Ahora tenemos un Pacto Por México que ya con anterioridad México a Debate, a través de la sociedad civil, lo había preparado como un Acuerdo Nacional. A partir de la convicción de que la participación informada y responsable de la ciudadanía es el motor más poderoso para impulsar las grandes transformaciones que el país demanda, México a Debate surge como un ejercicio abocado a captar y a sistematizar las inquietudes y las propuestas de la sociedad mediante la organización de foros en distintos lugares de la república y a través de un sistema de consulta por internet. Con un acuerdo que se preparó antes del 2011 México a debate aspira a ser un vehículo eficaz para construir el futuro desde y para las personas.

Así es que este Pacto por México que surge ahora en este nuevo gobierno presidencial, no solo debe hacerse entre partidos, este pacto lo debemos establecer con el que está a nuestro lado, con y entre todos; para que seamos nosotros mismos quienes saquemos adelante nuestro bello país.

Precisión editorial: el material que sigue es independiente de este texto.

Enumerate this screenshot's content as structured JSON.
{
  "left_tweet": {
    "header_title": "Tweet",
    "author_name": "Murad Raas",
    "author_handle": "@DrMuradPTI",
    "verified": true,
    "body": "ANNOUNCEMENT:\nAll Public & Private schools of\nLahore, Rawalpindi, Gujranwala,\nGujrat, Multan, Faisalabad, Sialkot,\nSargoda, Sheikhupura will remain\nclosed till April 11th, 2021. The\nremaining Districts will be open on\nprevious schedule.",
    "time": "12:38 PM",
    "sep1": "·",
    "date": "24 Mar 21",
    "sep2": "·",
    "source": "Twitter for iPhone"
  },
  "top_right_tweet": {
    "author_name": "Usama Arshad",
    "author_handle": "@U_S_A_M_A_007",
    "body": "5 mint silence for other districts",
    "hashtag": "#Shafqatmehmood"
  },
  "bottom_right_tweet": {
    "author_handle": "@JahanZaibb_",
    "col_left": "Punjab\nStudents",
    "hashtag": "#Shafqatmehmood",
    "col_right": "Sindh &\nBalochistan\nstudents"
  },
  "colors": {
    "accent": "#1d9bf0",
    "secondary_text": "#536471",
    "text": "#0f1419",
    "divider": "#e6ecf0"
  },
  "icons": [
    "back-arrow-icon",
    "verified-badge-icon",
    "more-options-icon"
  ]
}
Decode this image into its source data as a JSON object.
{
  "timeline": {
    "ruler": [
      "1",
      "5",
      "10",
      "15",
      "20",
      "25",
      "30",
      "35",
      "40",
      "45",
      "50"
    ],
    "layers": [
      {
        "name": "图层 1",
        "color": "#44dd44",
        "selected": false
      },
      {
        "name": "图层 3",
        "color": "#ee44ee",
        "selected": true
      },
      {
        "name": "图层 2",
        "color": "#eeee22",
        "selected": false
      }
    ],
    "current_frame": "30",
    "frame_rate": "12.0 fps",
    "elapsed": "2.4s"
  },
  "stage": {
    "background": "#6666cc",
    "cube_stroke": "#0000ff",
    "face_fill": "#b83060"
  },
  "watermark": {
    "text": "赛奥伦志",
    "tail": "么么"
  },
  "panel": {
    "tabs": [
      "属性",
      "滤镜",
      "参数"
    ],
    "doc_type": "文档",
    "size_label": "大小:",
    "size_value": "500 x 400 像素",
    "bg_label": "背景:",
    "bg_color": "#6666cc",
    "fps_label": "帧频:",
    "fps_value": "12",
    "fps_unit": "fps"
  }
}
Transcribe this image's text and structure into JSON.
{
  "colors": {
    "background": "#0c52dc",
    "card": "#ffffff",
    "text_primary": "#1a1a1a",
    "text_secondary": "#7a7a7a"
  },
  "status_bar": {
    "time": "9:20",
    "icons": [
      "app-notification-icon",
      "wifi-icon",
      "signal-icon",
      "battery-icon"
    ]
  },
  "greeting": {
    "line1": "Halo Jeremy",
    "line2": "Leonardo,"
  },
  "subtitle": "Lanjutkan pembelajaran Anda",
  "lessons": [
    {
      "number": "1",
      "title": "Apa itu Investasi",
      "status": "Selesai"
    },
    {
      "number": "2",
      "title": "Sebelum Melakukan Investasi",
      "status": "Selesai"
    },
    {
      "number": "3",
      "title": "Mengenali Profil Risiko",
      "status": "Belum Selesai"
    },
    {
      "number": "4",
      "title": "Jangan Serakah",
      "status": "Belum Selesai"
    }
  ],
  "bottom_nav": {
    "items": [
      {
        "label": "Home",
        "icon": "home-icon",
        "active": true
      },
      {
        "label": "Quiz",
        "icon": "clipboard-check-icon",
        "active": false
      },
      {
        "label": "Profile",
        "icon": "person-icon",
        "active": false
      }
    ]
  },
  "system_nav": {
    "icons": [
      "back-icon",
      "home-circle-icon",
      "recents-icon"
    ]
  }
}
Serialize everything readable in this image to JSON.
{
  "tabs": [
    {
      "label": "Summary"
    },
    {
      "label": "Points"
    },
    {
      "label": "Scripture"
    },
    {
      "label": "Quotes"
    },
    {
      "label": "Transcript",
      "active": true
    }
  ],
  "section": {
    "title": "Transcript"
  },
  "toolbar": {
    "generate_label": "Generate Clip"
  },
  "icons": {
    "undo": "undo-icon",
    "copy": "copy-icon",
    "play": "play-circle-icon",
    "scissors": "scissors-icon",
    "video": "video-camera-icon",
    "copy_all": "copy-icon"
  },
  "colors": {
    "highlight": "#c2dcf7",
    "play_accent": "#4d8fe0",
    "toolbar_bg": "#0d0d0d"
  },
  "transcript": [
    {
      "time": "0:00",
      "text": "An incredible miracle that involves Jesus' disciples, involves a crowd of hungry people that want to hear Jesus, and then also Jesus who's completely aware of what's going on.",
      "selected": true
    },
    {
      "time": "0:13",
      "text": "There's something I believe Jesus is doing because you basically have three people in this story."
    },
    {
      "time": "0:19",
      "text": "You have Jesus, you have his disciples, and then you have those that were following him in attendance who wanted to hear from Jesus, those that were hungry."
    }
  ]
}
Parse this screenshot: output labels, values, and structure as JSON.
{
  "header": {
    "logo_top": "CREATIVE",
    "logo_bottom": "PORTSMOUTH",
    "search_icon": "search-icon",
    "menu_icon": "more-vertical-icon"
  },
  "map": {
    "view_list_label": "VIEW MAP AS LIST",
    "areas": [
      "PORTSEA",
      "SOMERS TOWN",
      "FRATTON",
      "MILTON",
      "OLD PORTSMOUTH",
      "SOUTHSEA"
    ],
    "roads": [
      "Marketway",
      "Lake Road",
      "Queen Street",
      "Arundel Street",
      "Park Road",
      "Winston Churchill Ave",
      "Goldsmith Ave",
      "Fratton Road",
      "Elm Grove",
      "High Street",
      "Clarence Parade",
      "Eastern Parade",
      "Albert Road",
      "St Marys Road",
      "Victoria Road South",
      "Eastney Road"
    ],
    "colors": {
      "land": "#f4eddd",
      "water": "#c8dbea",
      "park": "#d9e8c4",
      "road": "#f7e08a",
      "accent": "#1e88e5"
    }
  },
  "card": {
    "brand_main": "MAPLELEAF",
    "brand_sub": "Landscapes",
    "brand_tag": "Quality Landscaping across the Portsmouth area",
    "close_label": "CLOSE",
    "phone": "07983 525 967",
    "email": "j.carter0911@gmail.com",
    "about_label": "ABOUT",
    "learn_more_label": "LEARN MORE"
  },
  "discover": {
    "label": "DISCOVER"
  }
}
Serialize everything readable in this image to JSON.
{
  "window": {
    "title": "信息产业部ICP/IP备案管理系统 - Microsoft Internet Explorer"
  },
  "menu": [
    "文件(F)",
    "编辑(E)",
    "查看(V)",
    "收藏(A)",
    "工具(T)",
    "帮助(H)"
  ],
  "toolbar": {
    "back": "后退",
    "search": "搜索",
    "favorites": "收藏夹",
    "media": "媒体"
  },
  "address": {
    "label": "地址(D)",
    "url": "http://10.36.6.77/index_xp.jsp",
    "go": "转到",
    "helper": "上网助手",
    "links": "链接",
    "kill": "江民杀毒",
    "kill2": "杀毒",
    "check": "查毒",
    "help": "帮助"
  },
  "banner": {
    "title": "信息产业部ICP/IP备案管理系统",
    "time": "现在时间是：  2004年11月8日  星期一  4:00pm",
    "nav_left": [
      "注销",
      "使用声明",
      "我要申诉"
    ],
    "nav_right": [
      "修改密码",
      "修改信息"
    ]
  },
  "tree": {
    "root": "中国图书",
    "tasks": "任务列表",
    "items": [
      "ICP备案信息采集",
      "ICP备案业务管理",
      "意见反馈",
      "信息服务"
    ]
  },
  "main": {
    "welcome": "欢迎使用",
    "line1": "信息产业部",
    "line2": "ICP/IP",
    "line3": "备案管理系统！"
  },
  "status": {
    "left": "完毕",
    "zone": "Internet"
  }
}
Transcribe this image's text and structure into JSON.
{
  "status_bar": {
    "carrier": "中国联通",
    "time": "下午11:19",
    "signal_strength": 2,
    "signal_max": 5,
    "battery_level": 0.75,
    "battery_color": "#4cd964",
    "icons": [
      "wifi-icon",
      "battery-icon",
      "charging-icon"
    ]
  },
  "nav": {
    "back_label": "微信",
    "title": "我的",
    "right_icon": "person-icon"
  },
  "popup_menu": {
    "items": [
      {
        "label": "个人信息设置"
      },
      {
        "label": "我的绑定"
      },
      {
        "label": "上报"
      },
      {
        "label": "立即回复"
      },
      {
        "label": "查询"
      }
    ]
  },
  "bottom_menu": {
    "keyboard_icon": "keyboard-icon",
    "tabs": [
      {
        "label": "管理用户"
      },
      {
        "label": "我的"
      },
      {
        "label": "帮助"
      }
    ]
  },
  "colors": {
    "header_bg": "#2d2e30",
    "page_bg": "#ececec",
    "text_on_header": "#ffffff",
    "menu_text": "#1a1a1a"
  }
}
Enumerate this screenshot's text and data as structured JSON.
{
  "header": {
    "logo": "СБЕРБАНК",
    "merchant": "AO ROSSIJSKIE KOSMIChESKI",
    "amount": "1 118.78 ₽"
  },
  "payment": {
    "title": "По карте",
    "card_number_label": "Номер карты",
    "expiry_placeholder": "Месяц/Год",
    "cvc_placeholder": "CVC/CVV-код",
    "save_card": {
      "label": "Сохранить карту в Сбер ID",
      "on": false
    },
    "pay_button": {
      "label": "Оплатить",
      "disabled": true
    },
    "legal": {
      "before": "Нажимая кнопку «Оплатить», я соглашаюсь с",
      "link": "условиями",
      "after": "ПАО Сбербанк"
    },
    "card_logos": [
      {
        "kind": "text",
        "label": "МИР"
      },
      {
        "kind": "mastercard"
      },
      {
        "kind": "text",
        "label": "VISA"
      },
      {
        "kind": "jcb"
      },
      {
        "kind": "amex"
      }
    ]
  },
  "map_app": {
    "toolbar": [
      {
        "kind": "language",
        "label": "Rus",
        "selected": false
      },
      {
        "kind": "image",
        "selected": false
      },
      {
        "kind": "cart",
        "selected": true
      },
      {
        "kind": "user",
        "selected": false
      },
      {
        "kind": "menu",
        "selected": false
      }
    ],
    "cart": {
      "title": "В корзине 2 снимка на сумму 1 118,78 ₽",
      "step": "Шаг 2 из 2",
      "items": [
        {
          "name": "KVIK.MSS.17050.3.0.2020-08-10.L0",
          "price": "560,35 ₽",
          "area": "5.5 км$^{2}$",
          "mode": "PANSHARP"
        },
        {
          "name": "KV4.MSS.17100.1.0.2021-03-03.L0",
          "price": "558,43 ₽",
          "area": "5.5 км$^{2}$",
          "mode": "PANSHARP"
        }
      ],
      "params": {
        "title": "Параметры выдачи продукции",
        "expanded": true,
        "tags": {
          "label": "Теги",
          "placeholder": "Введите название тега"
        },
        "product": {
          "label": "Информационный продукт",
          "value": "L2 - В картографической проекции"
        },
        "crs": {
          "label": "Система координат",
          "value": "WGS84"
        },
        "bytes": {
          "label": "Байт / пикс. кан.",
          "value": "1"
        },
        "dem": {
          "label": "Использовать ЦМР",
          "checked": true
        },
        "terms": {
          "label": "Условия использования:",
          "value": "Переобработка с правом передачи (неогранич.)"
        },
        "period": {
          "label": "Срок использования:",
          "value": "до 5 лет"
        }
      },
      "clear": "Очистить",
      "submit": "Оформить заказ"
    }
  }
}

Siempre estamos a tiempo de reflexionar, de hacer una auto indagación, de voltear a ambos lados, de vernos y visualizarnos a unos años más; para de verdad no procrastinar. ¿Vamos a seguir de brazos cruzados, molestos, alegando siempre, estáticos? Tal vez los que debemos despertar sí somos nosotros. Empieza por dar los buenos días, por contestar cuando se dirigen a ti, sé agradecido, sonríe, sorprende. ¡Vive! Total, no hay malos años, solo hay días nublados. Hagamos que salga el sol siempre.